Afin de combler les nombreux postes disponibles au sein de son administration, la ville de Québec a conclu la semaine dernière une entente avec le Service de placement de l’Université Laval (SPUL). Concrètement, les deux parties s’engagent à développer de nouveaux outils pour mieux connaître les besoins de l’autre. Pour l’occasion, une activité de réseautage a été organisée dans l’Agora du pavillon Desjardins.
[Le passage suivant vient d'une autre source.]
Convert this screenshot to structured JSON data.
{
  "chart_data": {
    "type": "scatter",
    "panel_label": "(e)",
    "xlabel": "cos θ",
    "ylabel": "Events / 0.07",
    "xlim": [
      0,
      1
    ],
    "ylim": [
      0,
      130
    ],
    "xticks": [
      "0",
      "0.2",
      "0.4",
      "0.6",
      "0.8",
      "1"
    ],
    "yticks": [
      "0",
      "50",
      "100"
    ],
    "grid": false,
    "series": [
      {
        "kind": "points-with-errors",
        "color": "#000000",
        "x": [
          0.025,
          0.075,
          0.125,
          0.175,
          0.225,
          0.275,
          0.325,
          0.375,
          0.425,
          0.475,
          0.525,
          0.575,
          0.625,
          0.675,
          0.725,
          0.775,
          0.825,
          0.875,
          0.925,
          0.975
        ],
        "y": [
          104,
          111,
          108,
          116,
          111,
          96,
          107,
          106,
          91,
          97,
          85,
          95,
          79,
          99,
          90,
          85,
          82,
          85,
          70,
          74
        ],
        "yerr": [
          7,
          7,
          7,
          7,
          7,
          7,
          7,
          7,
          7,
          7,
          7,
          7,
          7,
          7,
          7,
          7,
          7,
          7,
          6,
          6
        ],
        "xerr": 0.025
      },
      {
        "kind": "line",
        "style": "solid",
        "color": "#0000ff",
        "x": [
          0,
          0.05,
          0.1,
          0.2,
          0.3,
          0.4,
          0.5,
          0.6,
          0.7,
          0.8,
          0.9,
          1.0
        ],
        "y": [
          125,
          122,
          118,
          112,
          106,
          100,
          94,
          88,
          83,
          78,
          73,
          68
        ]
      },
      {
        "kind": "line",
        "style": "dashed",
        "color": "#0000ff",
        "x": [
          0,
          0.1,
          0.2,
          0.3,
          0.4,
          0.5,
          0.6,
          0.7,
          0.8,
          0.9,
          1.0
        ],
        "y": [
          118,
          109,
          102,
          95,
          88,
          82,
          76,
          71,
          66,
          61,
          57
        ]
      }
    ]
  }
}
«Si on travaille ensemble pour cibler les besoins, nous serons plus en mesure d’informer les étudiants sur les possibilités offertes. C’est aussi une belle opportunité pour les étudiants venus de l’extérieur et qui ont envie de rester. S’il y a de grandes organisations qui ouvrent les portes à cela, ça va inciter les entreprises à aller de l’avant de ce côté-là. On fait le rôle de facilitateur. On essaie de mettre les gens en contact», commente Richard Bluteau, directeur du SPUL.

De son côté, le recteur Denis Brière a insisté sur l’importance de garder les diplômés de l’UL dans la région. «C’est nécessaire d’avoir une entente pour que l’on puisse développer les relations avec la Ville de Québec. On a 4000 étudiants étrangers à l’Université. S’ils ne se trouvent pas d’emploi dans la région après six mois ou un ans, soit ils repartent dans leur pays, ou ils sortent de la région», a-t-il exposé, ajoutant que l’entente pourrait certainement servir à l’Université afin d’attirer de nouveaux étudiants.

Sur les 225 000 diplômés de l’UL en emploi ou à la retraite, 125 000 travaillent dans la région de Québec.